Rhea looked down at his wagging black head and laughed because he reminded her of some kind of dog. He was clever but there was a stubbornness about him that was close to stupidity. There was a dog’s stubbornness and some misery, too, about the way he kept bumping his head against her knee now, and jerking it back to shake the black hair out of his eyes.
She explained to him, with many interruptions during which she had to laugh at the possibility of explaining, that what was funny was the tin curtain in the corner of the room. She said that she thought there was a dumbwaiter behind it that went up and down from the cellar.

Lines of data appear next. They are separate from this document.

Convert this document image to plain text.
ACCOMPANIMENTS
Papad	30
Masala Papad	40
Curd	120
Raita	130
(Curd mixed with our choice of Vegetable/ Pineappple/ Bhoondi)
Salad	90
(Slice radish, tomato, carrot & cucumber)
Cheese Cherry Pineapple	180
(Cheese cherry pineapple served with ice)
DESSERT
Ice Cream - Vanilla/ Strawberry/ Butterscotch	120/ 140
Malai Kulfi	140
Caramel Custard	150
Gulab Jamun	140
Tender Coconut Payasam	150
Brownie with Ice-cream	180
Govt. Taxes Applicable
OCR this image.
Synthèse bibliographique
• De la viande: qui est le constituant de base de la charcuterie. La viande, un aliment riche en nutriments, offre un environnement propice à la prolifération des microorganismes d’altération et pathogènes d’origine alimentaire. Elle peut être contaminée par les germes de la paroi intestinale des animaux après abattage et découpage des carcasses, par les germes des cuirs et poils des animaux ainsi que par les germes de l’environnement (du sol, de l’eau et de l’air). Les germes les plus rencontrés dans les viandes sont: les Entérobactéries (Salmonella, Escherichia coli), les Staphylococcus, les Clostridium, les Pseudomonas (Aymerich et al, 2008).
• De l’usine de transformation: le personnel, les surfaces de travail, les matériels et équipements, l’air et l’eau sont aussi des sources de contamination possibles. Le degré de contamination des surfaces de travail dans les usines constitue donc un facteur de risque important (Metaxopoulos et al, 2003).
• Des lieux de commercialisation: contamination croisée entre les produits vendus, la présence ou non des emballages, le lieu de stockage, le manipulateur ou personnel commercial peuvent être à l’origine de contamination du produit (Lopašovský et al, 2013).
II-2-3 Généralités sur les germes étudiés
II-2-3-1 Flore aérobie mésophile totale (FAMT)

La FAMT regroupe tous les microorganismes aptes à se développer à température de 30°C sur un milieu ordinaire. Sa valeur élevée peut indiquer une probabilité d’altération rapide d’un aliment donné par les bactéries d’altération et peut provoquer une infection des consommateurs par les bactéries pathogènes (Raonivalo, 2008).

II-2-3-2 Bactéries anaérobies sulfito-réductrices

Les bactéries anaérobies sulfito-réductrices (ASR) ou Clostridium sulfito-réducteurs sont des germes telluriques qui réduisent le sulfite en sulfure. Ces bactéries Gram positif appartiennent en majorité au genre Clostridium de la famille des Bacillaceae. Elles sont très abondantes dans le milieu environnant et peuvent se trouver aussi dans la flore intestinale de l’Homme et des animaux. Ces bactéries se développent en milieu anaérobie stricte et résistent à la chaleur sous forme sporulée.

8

“We could curl up on the shelf,” Wayne said. “Want to try it? We could get Billy to let down the rope.”
She looked again for Billy’s white shirt. So far as she knew, he hadn’t turned around to look at her once since he sat down. Wayne was sitting directly in front of her now, so that if Billy did turn around he wouldn’t be able to see that her shoe was dangling from one toe and Wayne was flicking his fingers against the sole of her foot. She said that she would have to go to the bathroom first.
“I will escort you,” Wayne said.
He grabbed her legs to help himself up. Rhea said, “You’re drunk.”
“I’m not the only one.”
The Monks’ house had a toilet — in fact a bathroom — off the back hall. The bathtub was full of cases of beer — not cooling, just stored there. The toilet flushed properly. Rhea had been afraid it wouldn’t, because it looked as if it hadn’t for the last person.
She looked at her face in the mirror over the sink and spoke to it with recklessness and approval. “Let him,” she said. “ Let him. ” She turned off the light and stepped into the dark hall. Hands took charge of her at once, and she was guided and propelled out the back door. Up against the wall of the house, she and Wayne were pushing and grabbing and kissing each other. She had the idea of herself, at this juncture, being opened and squeezed, opened and squeezed shut, like an accordion. She was getting a warning, too — something in the distance, not connected with what she and Wayne were doing. Some crowding and snorting, inside or outside of her, trying to make itself understood.